One man’s tragedy is another’s opportunity, as Truman Capote must have realised in November 1959 when a New York Times article first drew his attention to a multiple murder in Holcomb, Kansas. The report told of a local farming family – Herbert Cutter, his wife Bonnie and their children Nancy and Kenyon – who had been found bound, gagged and butchered in their own home. Their killers, Richard Hickock and Perry Smith, were arrested, tried and found guilty; six years later they were executed.
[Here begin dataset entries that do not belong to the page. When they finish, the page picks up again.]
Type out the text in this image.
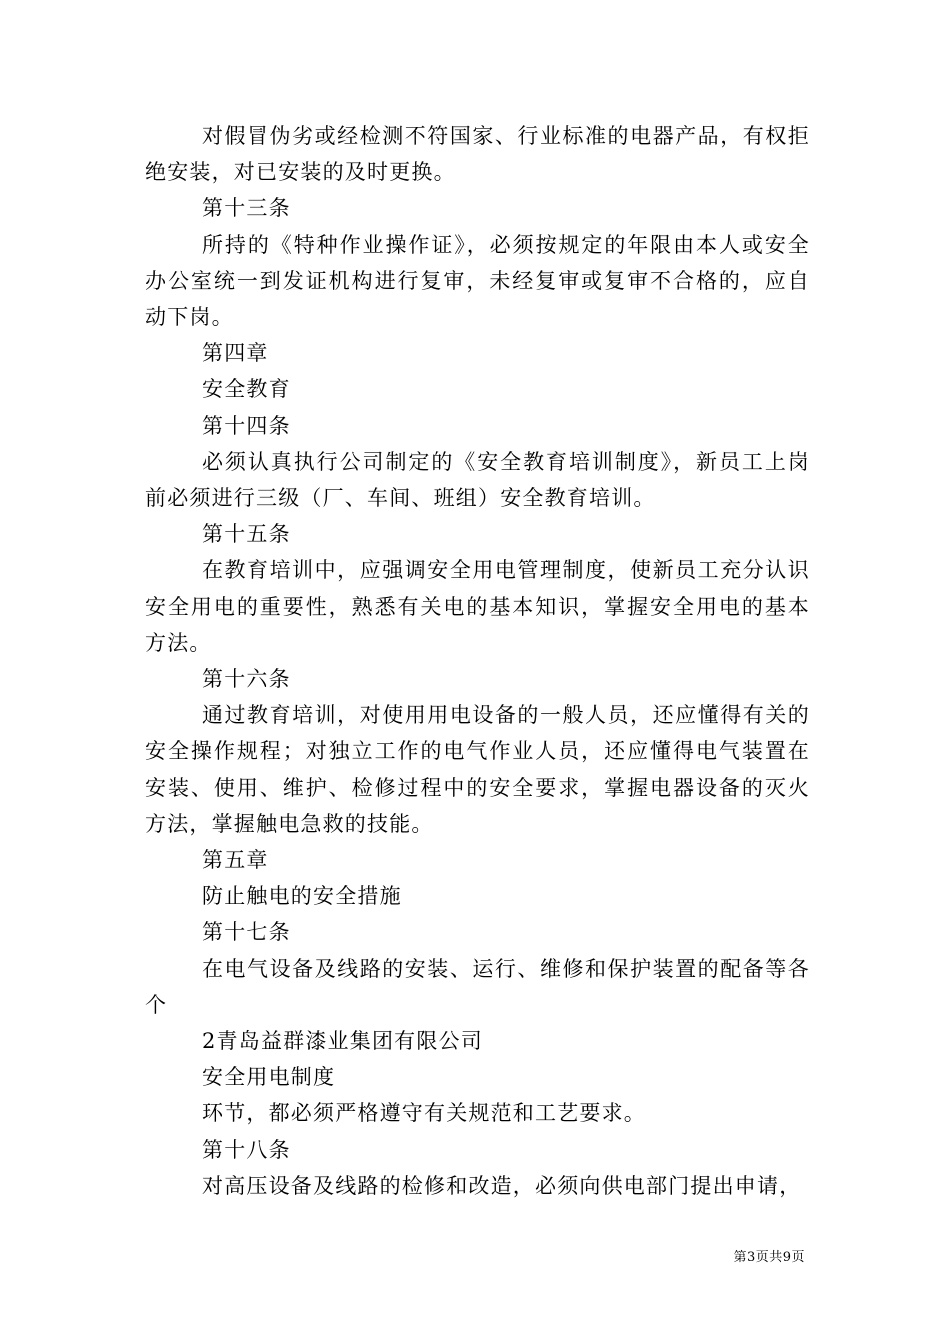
对假冒伪劣或经检测不符国家、行业标准的电器产品，有权拒绝安装，对已安装的及时更换。

第十三条

所持的《特种作业操作证》，必须按规定的年限由本人或安全办公室统一到发证机构进行复审，未经复审或复审不合格的，应自动下岗。

第四章

安全教育

第十四条

必须认真执行公司制定的《安全教育培训制度》，新员工上岗前必须进行三级（厂、车间、班组）安全教育培训。

第十五条

在教育培训中，应强调安全用电管理制度，使新员工充分认识安全用电的重要性，熟悉有关电的基本知识，掌握安全用电的基本方法。

第十六条

通过教育培训，对使用用电设备的一般人员，还应懂得有关的安全操作规程；对独立工作的电气作业人员，还应懂得电气装置在安装、使用、维护、检修过程中的安全要求，掌握电器设备的灭火方法，掌握触电急救的技能。

第五章

防止触电的安全措施

第十七条

在电气设备及线路的安装、运行、维修和保护装置的配备等各个

2青岛益群漆业集团有限公司

安全用电制度

环节，都必须严格遵守有关规范和工艺要求。

第十八条

对高压设备及线路的检修和改造，必须向供电部门提出申请，

第3页共9页
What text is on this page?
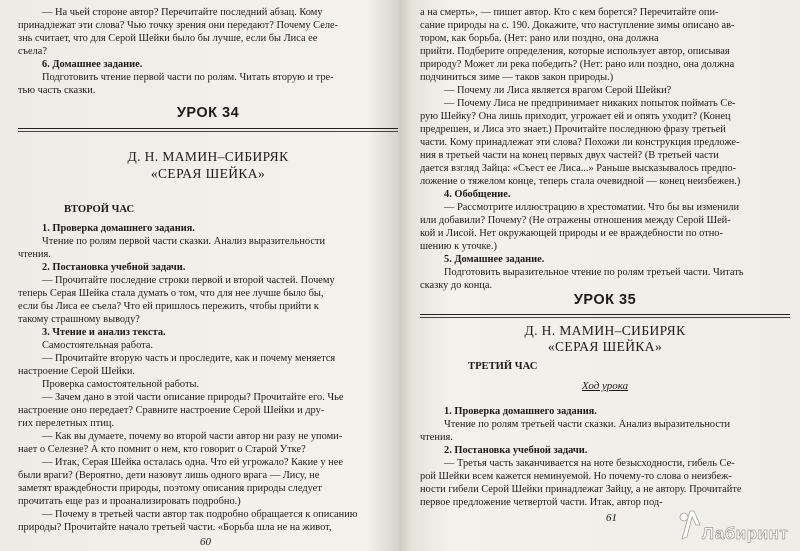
— На чьей стороне автор? Перечитайте последний абзац. Кому
принадлежат эти слова? Чью точку зрения они передают? Почему Селе-
знь считает, что для Серой Шейки было бы лучше, если бы Лиса ее
съела?
6. Домашнее задание.
Подготовить чтение первой части по ролям. Читать вторую и тре-
тью часть сказки.
УРОК 34
Д. Н. МАМИН–СИБИРЯК
«СЕРАЯ ШЕЙКА»
ВТОРОЙ ЧАС
1. Проверка домашнего задания.
Чтение по ролям первой части сказки. Анализ выразительности
чтения.
2. Постановка учебной задачи.
— Прочитайте последние строки первой и второй частей. Почему
теперь Серая Шейка стала думать о том, что для нее лучше было бы,
если бы Лиса ее съела? Что ей пришлось пережить, чтобы прийти к
такому страшному выводу?
3. Чтение и анализ текста.
Самостоятельная работа.
— Прочитайте вторую часть и проследите, как и почему меняется
настроение Серой Шейки.
Проверка самостоятельной работы.
— Зачем дано в этой части описание природы? Прочитайте его. Чье
настроение оно передает? Сравните настроение Серой Шейки и дру-
гих перелетных птиц.
— Как вы думаете, почему во второй части автор ни разу не упоми-
нает о Селезне? А кто помнит о нем, кто говорит о Старой Утке?
— Итак, Серая Шейка осталась одна. Что ей угрожало? Какие у нее
были враги? (Вероятно, дети назовут лишь одного врага — Лису, не
заметят враждебности природы, поэтому описания природы следует
прочитать еще раз и проанализировать подробно.)
— Почему в третьей части автор так подробно обращается к описанию
природы? Прочитайте начало третьей части. «Борьба шла не на живот,
60
а на смерть», — пишет автор. Кто с кем борется? Перечитайте опи-
сание природы на с. 190. Докажите, что наступление зимы описано ав-
тором, как борьба. (Нет: рано или поздно, она должна
прийти. Подберите определения, которые использует автор, описывая
природу? Может ли река победить? (Нет: рано или поздно, она должна
подчиниться зиме — таков закон природы.)
— Почему ли Лиса является врагом Серой Шейки?
— Почему Лиса не предпринимает никаких попыток поймать Се-
рую Шейку? Она лишь приходит, угрожает ей и опять уходит? (Конец
предрешен, и Лиса это знает.) Прочитайте последнюю фразу третьей
части. Кому принадлежат эти слова? Похожи ли конструкция предложе-
ния в третьей части на конец первых двух частей? (В третьей части
дается взгляд Зайца: «Съест ее Лиса...» Раньше высказывалось предпо-
ложение о тяжелом конце, теперь стала очевидной — конец неизбежен.)
4. Обобщение.
— Рассмотрите иллюстрацию в хрестоматии. Что бы вы изменили
или добавили? Почему? (Не отражены отношения между Серой Шей-
кой и Лисой. Нет окружающей природы и ее враждебности по отно-
шению к уточке.)
5. Домашнее задание.
Подготовить выразительное чтение по ролям третьей части. Читать
сказку до конца.
УРОК 35
Д. Н. МАМИН–СИБИРЯК
«СЕРАЯ ШЕЙКА»
ТРЕТИЙ ЧАС
Ход урока
1. Проверка домашнего задания.
Чтение по ролям третьей части сказки. Анализ выразительности
чтения.
2. Постановка учебной задачи.
— Третья часть заканчивается на ноте безысходности, гибель Се-
рой Шейки всем кажется неминуемой. Но почему-то слова о неизбеж-
ности гибели Серой Шейки принадлежат Зайцу, а не автору. Прочитайте
первое предложение четвертой части. Итак, автор под-
61
Лабиринт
A sordid tale of senseless slaughter? Or a harrowing metaphor for America’s deep-seated societal divisions? Capote recounts the writer’s quest to fashion one from the other, turning everyday brutality into high art in his international bestseller In Cold Blood. But Bennett Miller’s insightful biopic is more than just a portrait of the artist on the verge of his greatest literary triumph. It’s also an intelligent analysis of the uneasy relationship between the author and his subject, the parasitic exploitation of private grief for personal gain and the eternal conflict between journalistic distance and natural human empathy.
More than anything else, though, it’s a brilliant showcase for Philip Seymour Hoffman, a character actor par excellence finally given the chance to shine in a leading role. And boy, does he shine. The dough-faced star of Happiness and Magnolia might be too stocky to be a physical match for the diminutive, flamboyantly gay Capote, but he perfectly captures the reedy lilt, fey mannerisms and rhino-skinned self-absorption that make his arrival in Holcomb so distracting for Chris Cooper’s earnest, suspicious lawman. As Miller’s drama develops, however, what had appeared a camp caricature matures into a richly layered, nuanced portrayal of a man trapped by his persona and tormented by his talent.
The 1967 film of In Cold Blood told a grim saga of crime and punishment with an anti-death-penalty slant. Those same elements are present in Capote, but they’re lent an additional charge by the unsettling bond which forms between the writer and Perry Smith, the baby-faced killer whose awful acts seem incompatible with his docile nature. Collins Jr has less to work with than Hoffman but still makes Perry a pathetic, touching figure whose demise we, like Truman, both dread and root for. Elsewhere Catherine Keener offers unfussy support as the novelist Harper Lee, Capote’s friend, assistant and self-appointed bodyguard.
Wordy, sombre and meticulously paced, this won’t be to everyone’s taste. It’s also a story that’s been told before, though not from this perspective. That it compels, moves and involves is testament to Miller’s intuitive direction and particularly its star, who gives the kind of performance Oscars are made for.
Hoffman proves his leading-man credentials in a searching biopic that celebrates Capote's genius without airbrushing his ruthless streak.